Sempre più incerto il futuro dei rifugiati Rohingya
Il colpo di stato in Myanmar ha del tutto fermato il progetto per il loro rimpatrio volontario e va a rilento quello per trasferirne una parte su un’isola attrezzata per ospitarne 100.000
Quattro anni fa quasi 900.000Rohingya sono fuggiti dal Myanmar per sottrarsi ai combattimenti tra esercito e milizie antigovernative. Altri li avevano preceduti negli anni precedenti in fuga da un paese che a stento li tollera e che non li considera cittadini. Sono in gran parte musulmani, quasi tutti vivono nel Rakhine e, siccome questo stato birmano si trova al confine con il Bangladesh, è oltre frontiera che hanno cercato rifugio. Per loro sono stati creati i campi profughi di Cox’s Bazar, sovraffollati, inospitali e insicuri per il dilagare della delinquenza al loro interno.
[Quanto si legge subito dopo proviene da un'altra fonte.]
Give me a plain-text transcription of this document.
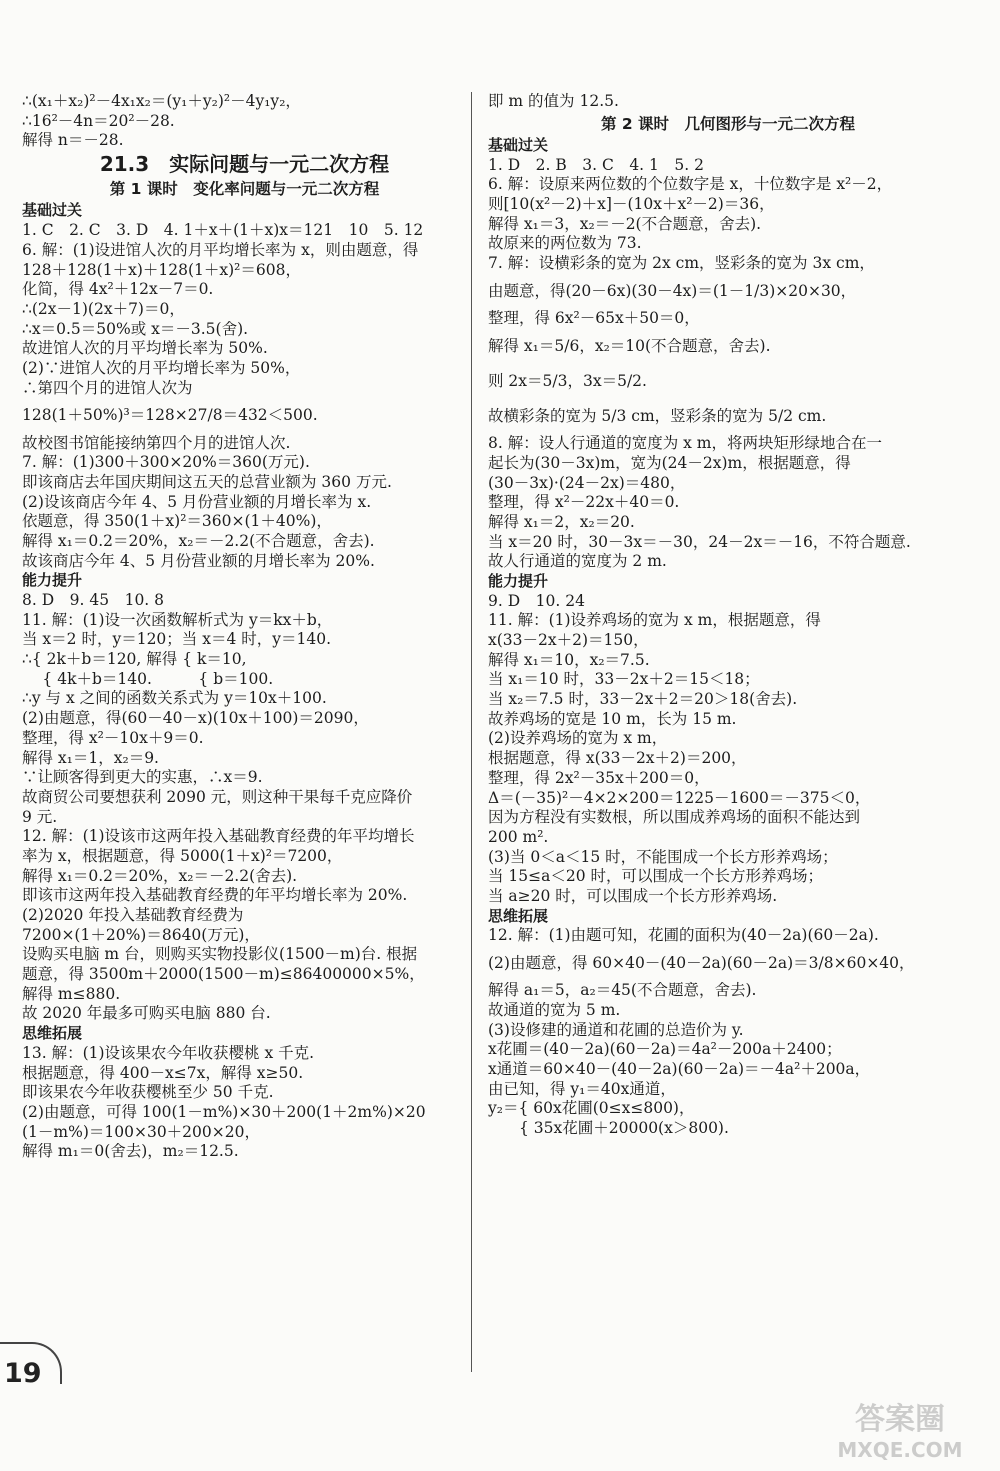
∴(x₁＋x₂)²－4x₁x₂＝(y₁＋y₂)²－4y₁y₂，
∴16²－4n＝20²－28.
解得 n＝－28.
21.3　实际问题与一元二次方程
第 1 课时　变化率问题与一元二次方程
基础过关
1. C　2. C　3. D　4. 1＋x＋(1＋x)x＝121　10　5. 12
6. 解：(1)设进馆人次的月平均增长率为 x，则由题意，得
128＋128(1＋x)＋128(1＋x)²＝608，
化简，得 4x²＋12x－7＝0.
∴(2x－1)(2x＋7)＝0，
∴x＝0.5＝50%或 x＝－3.5(舍).
故进馆人次的月平均增长率为 50%.
(2)∵进馆人次的月平均增长率为 50%，
∴第四个月的进馆人次为
128(1＋50%)³＝128×27/8＝432＜500.
故校图书馆能接纳第四个月的进馆人次.
7. 解：(1)300＋300×20%＝360(万元).
即该商店去年国庆期间这五天的总营业额为 360 万元.
(2)设该商店今年 4、5 月份营业额的月增长率为 x.
依题意，得 350(1＋x)²＝360×(1＋40%)，
解得 x₁＝0.2＝20%，x₂＝－2.2(不合题意，舍去).
故该商店今年 4、5 月份营业额的月增长率为 20%.
能力提升
8. D　9. 45　10. 8
11. 解：(1)设一次函数解析式为 y＝kx＋b，
当 x＝2 时，y＝120；当 x＝4 时，y＝140.
∴{ 2k＋b＝120, 解得 { k＝10,
　 { 4k＋b＝140.　　　{ b＝100.
∴y 与 x 之间的函数关系式为 y＝10x＋100.
(2)由题意，得(60－40－x)(10x＋100)＝2090，
整理，得 x²－10x＋9＝0.
解得 x₁＝1，x₂＝9.
∵让顾客得到更大的实惠，∴x＝9.
故商贸公司要想获利 2090 元，则这种干果每千克应降价
9 元.
12. 解：(1)设该市这两年投入基础教育经费的年平均增长
率为 x，根据题意，得 5000(1＋x)²＝7200，
解得 x₁＝0.2＝20%，x₂＝－2.2(舍去).
即该市这两年投入基础教育经费的年平均增长率为 20%.
(2)2020 年投入基础教育经费为
7200×(1＋20%)＝8640(万元)，
设购买电脑 m 台，则购买实物投影仪(1500－m)台. 根据
题意，得 3500m＋2000(1500－m)≤86400000×5%，
解得 m≤880.
故 2020 年最多可购买电脑 880 台.
思维拓展
13. 解：(1)设该果农今年收获樱桃 x 千克.
根据题意，得 400－x≤7x，解得 x≥50.
即该果农今年收获樱桃至少 50 千克.
(2)由题意，可得 100(1－m%)×30＋200(1＋2m%)×20
(1－m%)＝100×30＋200×20，
解得 m₁＝0(舍去)，m₂＝12.5.
即 m 的值为 12.5.
第 2 课时　几何图形与一元二次方程
基础过关
1. D　2. B　3. C　4. 1　5. 2
6. 解：设原来两位数的个位数字是 x，十位数字是 x²－2，
则[10(x²－2)＋x]－(10x＋x²－2)＝36，
解得 x₁＝3，x₂＝－2(不合题意，舍去).
故原来的两位数为 73.
7. 解：设横彩条的宽为 2x cm，竖彩条的宽为 3x cm，
由题意，得(20－6x)(30－4x)＝(1－1/3)×20×30，
整理，得 6x²－65x＋50＝0，
解得 x₁＝5/6，x₂＝10(不合题意，舍去).
则 2x＝5/3，3x＝5/2.
故横彩条的宽为 5/3 cm，竖彩条的宽为 5/2 cm.
8. 解：设人行通道的宽度为 x m，将两块矩形绿地合在一
起长为(30－3x)m，宽为(24－2x)m，根据题意，得
(30－3x)·(24－2x)＝480，
整理，得 x²－22x＋40＝0.
解得 x₁＝2，x₂＝20.
当 x＝20 时，30－3x＝－30，24－2x＝－16，不符合题意.
故人行通道的宽度为 2 m.
能力提升
9. D　10. 24
11. 解：(1)设养鸡场的宽为 x m，根据题意，得
x(33－2x＋2)＝150，
解得 x₁＝10，x₂＝7.5.
当 x₁＝10 时，33－2x＋2＝15＜18；
当 x₂＝7.5 时，33－2x＋2＝20＞18(舍去).
故养鸡场的宽是 10 m，长为 15 m.
(2)设养鸡场的宽为 x m，
根据题意，得 x(33－2x＋2)＝200，
整理，得 2x²－35x＋200＝0，
Δ＝(－35)²－4×2×200＝1225－1600＝－375＜0，
因为方程没有实数根，所以围成养鸡场的面积不能达到
200 m².
(3)当 0＜a＜15 时，不能围成一个长方形养鸡场；
当 15≤a＜20 时，可以围成一个长方形养鸡场；
当 a≥20 时，可以围成一个长方形养鸡场.
思维拓展
12. 解：(1)由题可知，花圃的面积为(40－2a)(60－2a).
(2)由题意，得 60×40－(40－2a)(60－2a)＝3/8×60×40，
解得 a₁＝5，a₂＝45(不合题意，舍去).
故通道的宽为 5 m.
(3)设修建的通道和花圃的总造价为 y.
x花圃＝(40－2a)(60－2a)＝4a²－200a＋2400；
x通道＝60×40－(40－2a)(60－2a)＝－4a²＋200a，
由已知，得 y₁＝40x通道，
y₂＝{ 60x花圃(0≤x≤800)，
　　{ 35x花圃＋20000(x＞800).
19
答案圈
MXQE.COM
Ad aggravare la situazione, gli incendi divampati a marzo, che hanno lasciato migliaia di persone senza un tetto, e il COVID-19 che ha messo in difficoltà un sistema sanitario già sotto pressione. Il progetto di sistemarne almeno 100.000 nell’isola di Bhasan Char, dove il governo del Bangladesh ha provveduto ad allestire alloggi e servizi, non ha convinto le Nazioni Unite e neanche i rifugiati che temono di essere abbandonati sull’isola senza prospettive. Attualmente Bhasan Char ospita circa 20.000 persone in condizioni in effetti migliori che a Cox’s Bazar perché le famiglie hanno a disposizione acqua corrente, letti a castello, cucina a gas e servizi igienici. Ma le autorità bengalesi avevano promesso anche terra da coltivare, mucche, bufali e prestiti per avviare delle attività e sembra che ancora non abbiano provveduto. Inoltre mancano traghetti per raggiungere la terra ferma. Ancora più a rilento è il progetto di rimpatrio volontario iniziato nel 2018. I rifugiati hanno paura a rientrare in patria temendo di ripiombare in una situazione insostenibile. Per motivi di interesse, sembra che alcuni capi tribali e delle ong contribuiscano a instillare sfiducia tra i rifugiati. A peggiorare la situazione è intervenuto il colpo di stato del 2021 che ha bloccato del tutto il progetto di rimpatrio e anzi ha causato altre centinaia di migliaia di sfollati e rifugiati.